I would like to protest to Oracle, Sun and Java about the new security measures implemented across the board. Only in that I use the very first framework-- Java AWT and it is very safe. The warnings from the Java 7 [and above] Runtime Environments look more dangerous than they are for my applets and applications. That said, only allowing updates through Java 6 Runtime Environment Releases will correct the problem. See this link: Java Archive Downloads- Java SE 6.
The following shows the options for one of the Java SE Runtime Environment Releases, 6u39. Major release 6 update 39. I used this one with my new WindowsXP platform. I used 6u39 because I have 6u31 on my WindowsXP netbook that works. Why not 6u45? I am a programmer and 6u31 "looks" more similar to 6u39 than 6u45. We tend to note major differences with numbers. That said, they do not use fractions, so maybe it did not matter. I had a Java SE 5 release on this system before I did the recent Windows XP upgrade. I am showing the 32 bit release. My mother's HP Notebook is a 64 bit system, however when the automatic update was installed it also used the 32 bit release.

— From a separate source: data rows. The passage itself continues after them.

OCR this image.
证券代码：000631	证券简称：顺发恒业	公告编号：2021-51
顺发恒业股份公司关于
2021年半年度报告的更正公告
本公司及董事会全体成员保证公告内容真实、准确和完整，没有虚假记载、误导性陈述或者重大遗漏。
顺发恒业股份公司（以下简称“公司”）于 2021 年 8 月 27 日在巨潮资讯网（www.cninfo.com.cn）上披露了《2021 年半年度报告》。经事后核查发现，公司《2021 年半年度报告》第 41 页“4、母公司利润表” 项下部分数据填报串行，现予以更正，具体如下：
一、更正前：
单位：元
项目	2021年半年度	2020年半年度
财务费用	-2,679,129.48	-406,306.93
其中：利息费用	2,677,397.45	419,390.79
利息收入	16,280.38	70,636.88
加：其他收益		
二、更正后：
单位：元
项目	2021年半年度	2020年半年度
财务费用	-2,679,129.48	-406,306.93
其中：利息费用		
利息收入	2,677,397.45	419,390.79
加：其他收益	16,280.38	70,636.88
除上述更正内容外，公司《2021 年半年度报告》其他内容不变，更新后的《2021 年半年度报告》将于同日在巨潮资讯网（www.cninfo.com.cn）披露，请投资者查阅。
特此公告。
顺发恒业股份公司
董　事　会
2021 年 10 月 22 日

I may update this article to include more images, of how to access the Java Control Panel and exactly what you need to do, but it will be for the Remix Business Blog. This is not really that complicated.
What about the newer FX and Swing frameworks with the older runtime environment? By default they always required signatures anyway. That said, what I do not know is how newer SDKs work. The software development tools and the applications that are produced by the newer SDKs. My older ones will not allow me to do certain things unless I sign the work. My tools do not require the signatures and should not. I do understand it was a global decision for all frameworks but feel my tools are a lot safer that some of the newer developer frameworks like AJAX or JQuery.

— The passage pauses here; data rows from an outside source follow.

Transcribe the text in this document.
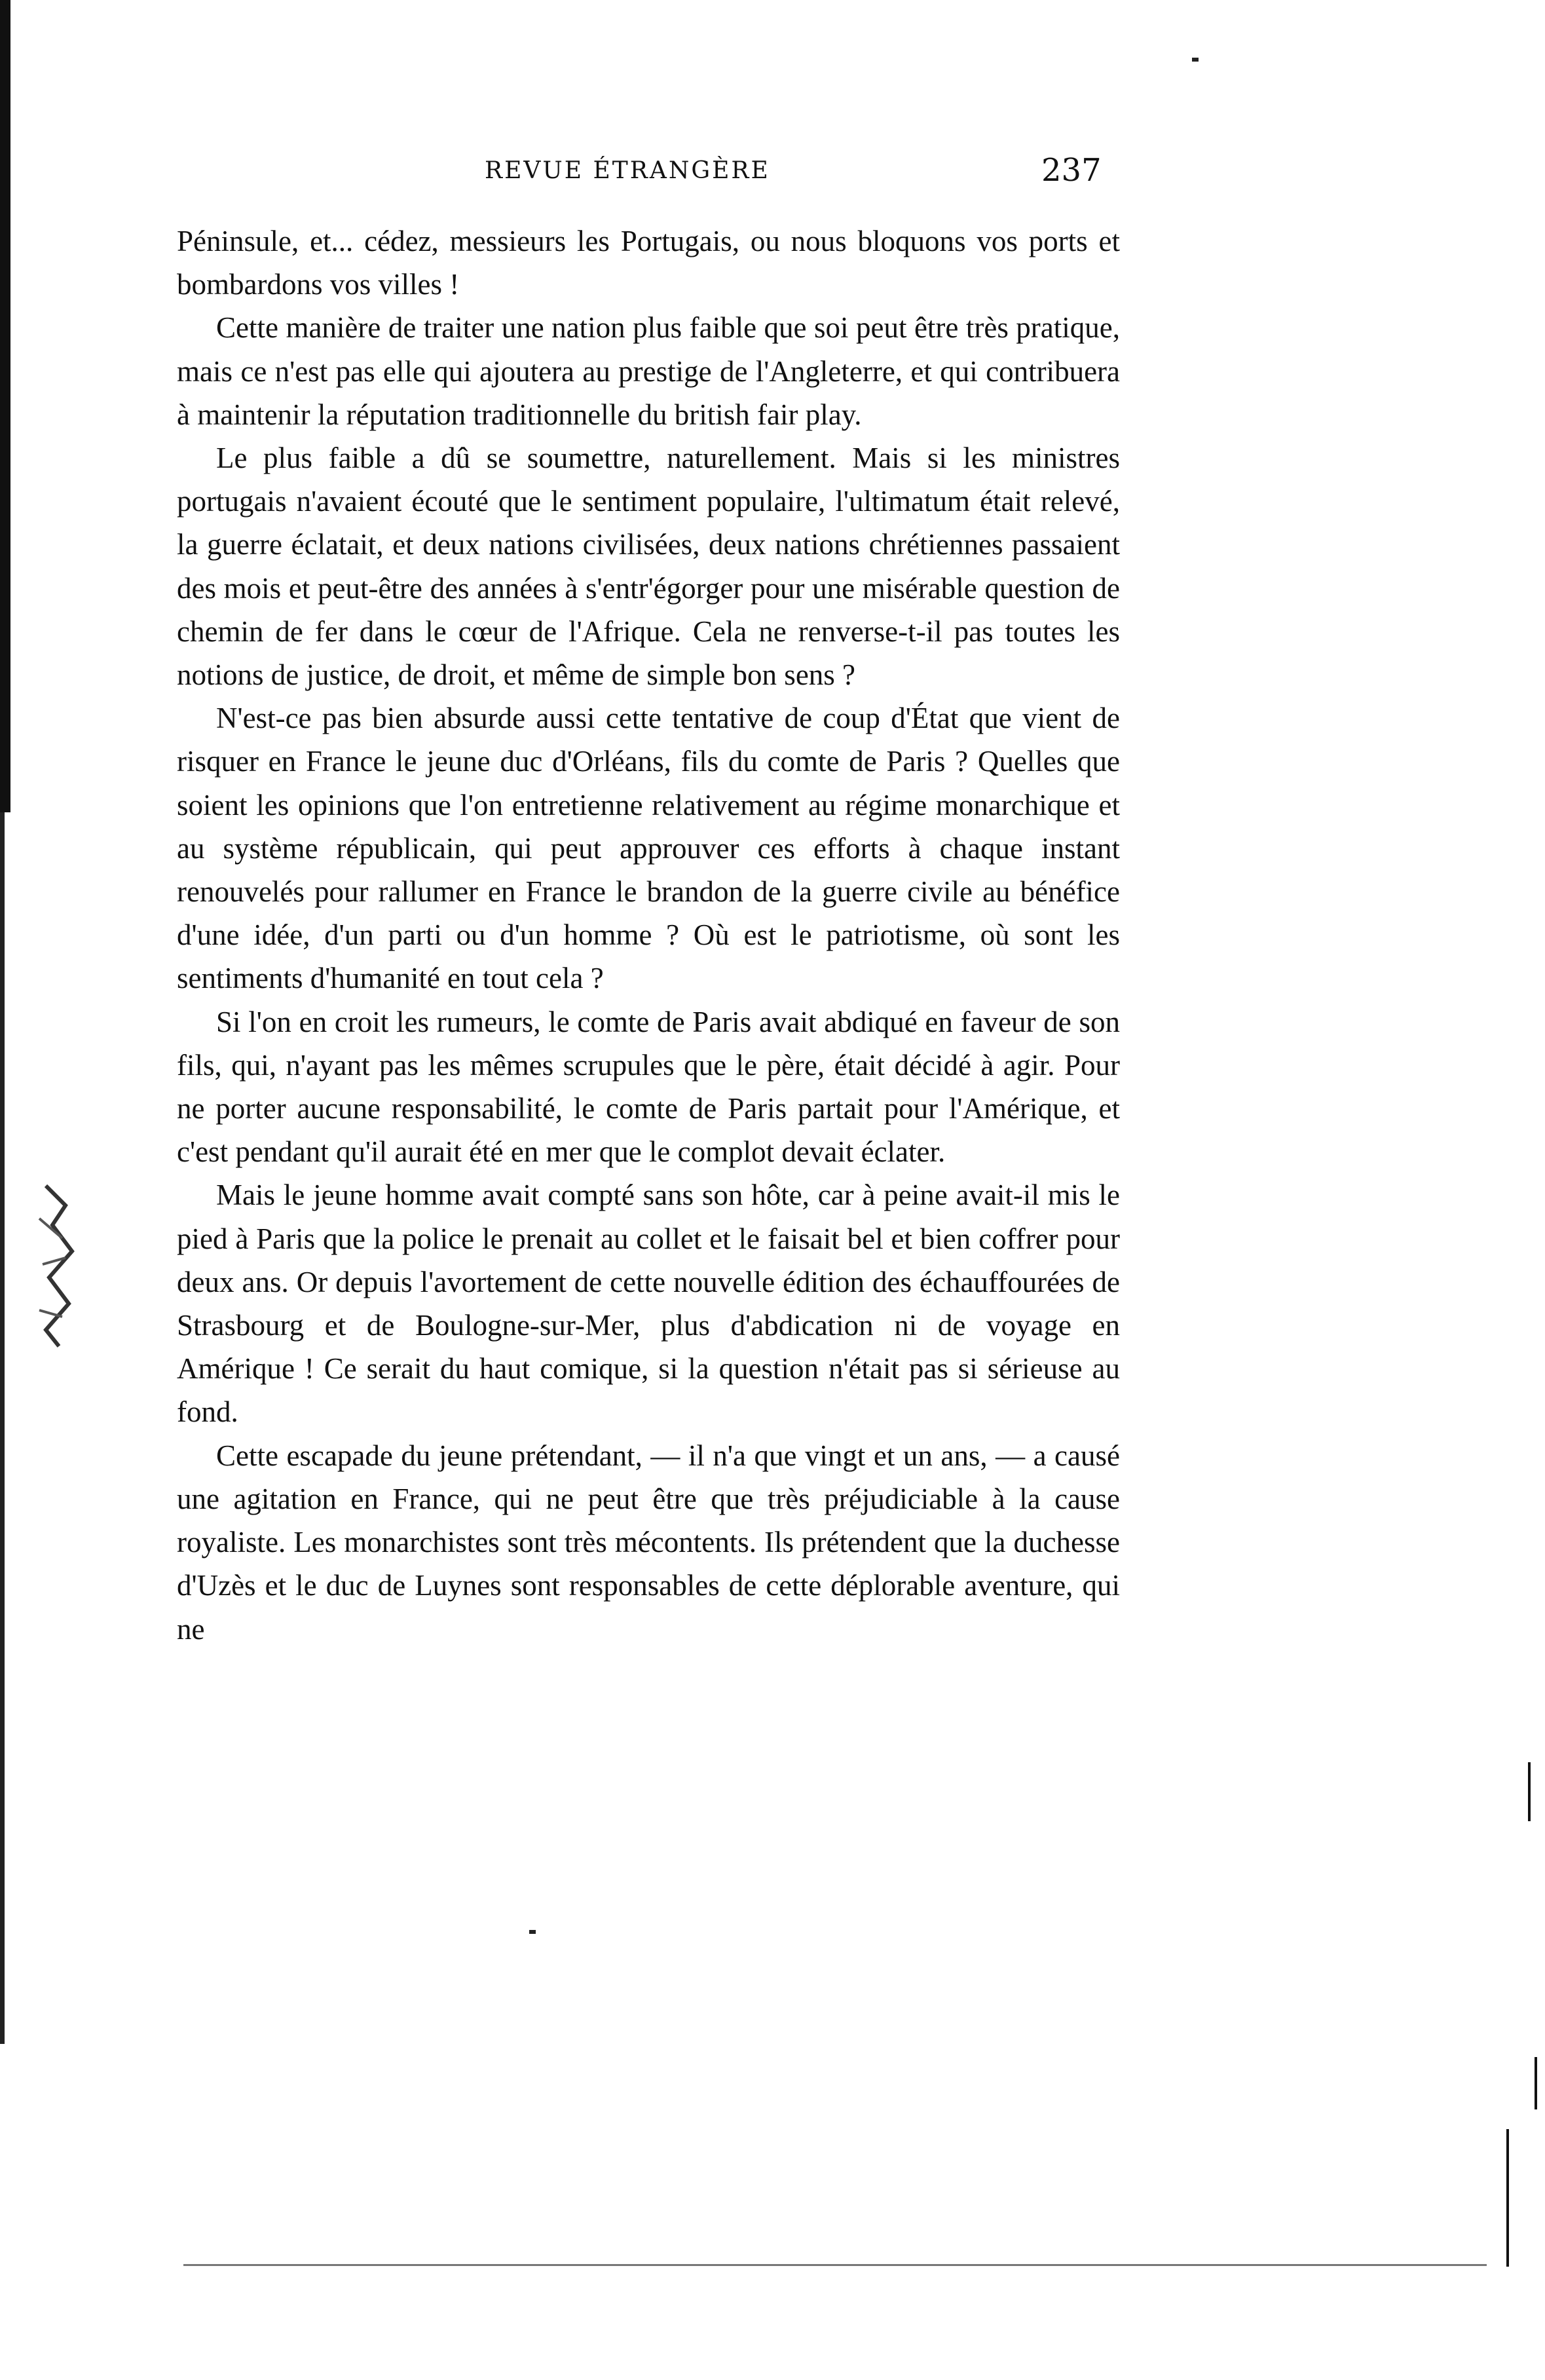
REVUE ÉTRANGÈRE	237

Péninsule, et... cédez, messieurs les Portugais, ou nous bloquons vos ports et bombardons vos villes !

Cette manière de traiter une nation plus faible que soi peut être très pratique, mais ce n'est pas elle qui ajoutera au prestige de l'Angleterre, et qui contribuera à maintenir la réputation traditionnelle du british fair play.

Le plus faible a dû se soumettre, naturellement. Mais si les ministres portugais n'avaient écouté que le sentiment populaire, l'ultimatum était relevé, la guerre éclatait, et deux nations civilisées, deux nations chrétiennes passaient des mois et peut-être des années à s'entr'égorger pour une misérable question de chemin de fer dans le cœur de l'Afrique. Cela ne renverse-t-il pas toutes les notions de justice, de droit, et même de simple bon sens ?

N'est-ce pas bien absurde aussi cette tentative de coup d'État que vient de risquer en France le jeune duc d'Orléans, fils du comte de Paris ? Quelles que soient les opinions que l'on entretienne relativement au régime monarchique et au système républicain, qui peut approuver ces efforts à chaque instant renouvelés pour rallumer en France le brandon de la guerre civile au bénéfice d'une idée, d'un parti ou d'un homme ? Où est le patriotisme, où sont les sentiments d'humanité en tout cela ?

Si l'on en croit les rumeurs, le comte de Paris avait abdiqué en faveur de son fils, qui, n'ayant pas les mêmes scrupules que le père, était décidé à agir. Pour ne porter aucune responsabilité, le comte de Paris partait pour l'Amérique, et c'est pendant qu'il aurait été en mer que le complot devait éclater.

Mais le jeune homme avait compté sans son hôte, car à peine avait-il mis le pied à Paris que la police le prenait au collet et le faisait bel et bien coffrer pour deux ans. Or depuis l'avortement de cette nouvelle édition des échauffourées de Strasbourg et de Boulogne-sur-Mer, plus d'abdication ni de voyage en Amérique ! Ce serait du haut comique, si la question n'était pas si sérieuse au fond.

Cette escapade du jeune prétendant, — il n'a que vingt et un ans, — a causé une agitation en France, qui ne peut être que très préjudiciable à la cause royaliste. Les monarchistes sont très mécontents. Ils prétendent que la duchesse d'Uzès et le duc de Luynes sont responsables de cette déplorable aventure, qui ne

Around Summer of last year, I noticed the Washington Post stopped using the Java Applet they used for years [starting in 1998 or so] for their Crossword section. This worried me. I knew I might have a problem [with my abundant use of the Java Applet] but did not investigate the reasons for their change. I think the Crossword is now a Flash program. Do I plan on changing the Blogger Calendar? When I move and fix most of the widgets on WiredPages what will I do? Most of the widgets on WiredPages are Java Servlets that run without a Applet GUI interface. Some are Applets. When and if I move the site-- I will make those decisions. Yes, I have given it some thought.
In the meantime, If you are not a part of academia [they tend to do a lot of work with Java too and like new features]-- and loved the way WiredPages worked-- Java 6 Runtime Environment Releases will work across the board.
Access the Java Contol Panel on your Windows platform:
Clicking the Java Icon provides the Java Contol Panel. To prevent updates use the setting shown here under the Update tab.
The Java Control Panel refers to the release as 1.6. However the releases are referred to as 6, 7, or 8. Only the number after the decimal [yes, they do use decimals]. Keep this in mind if you have to remove a later version than 6.
I have tested the Java 6 Runtime Environment releases and they work [also referred to as 1.6]. I have found problems with 7 and 8 using my Windows systems. These Java Runtime Environment downloads only assist with running Java Applets in your browsers. This should not affect other browser features or operations.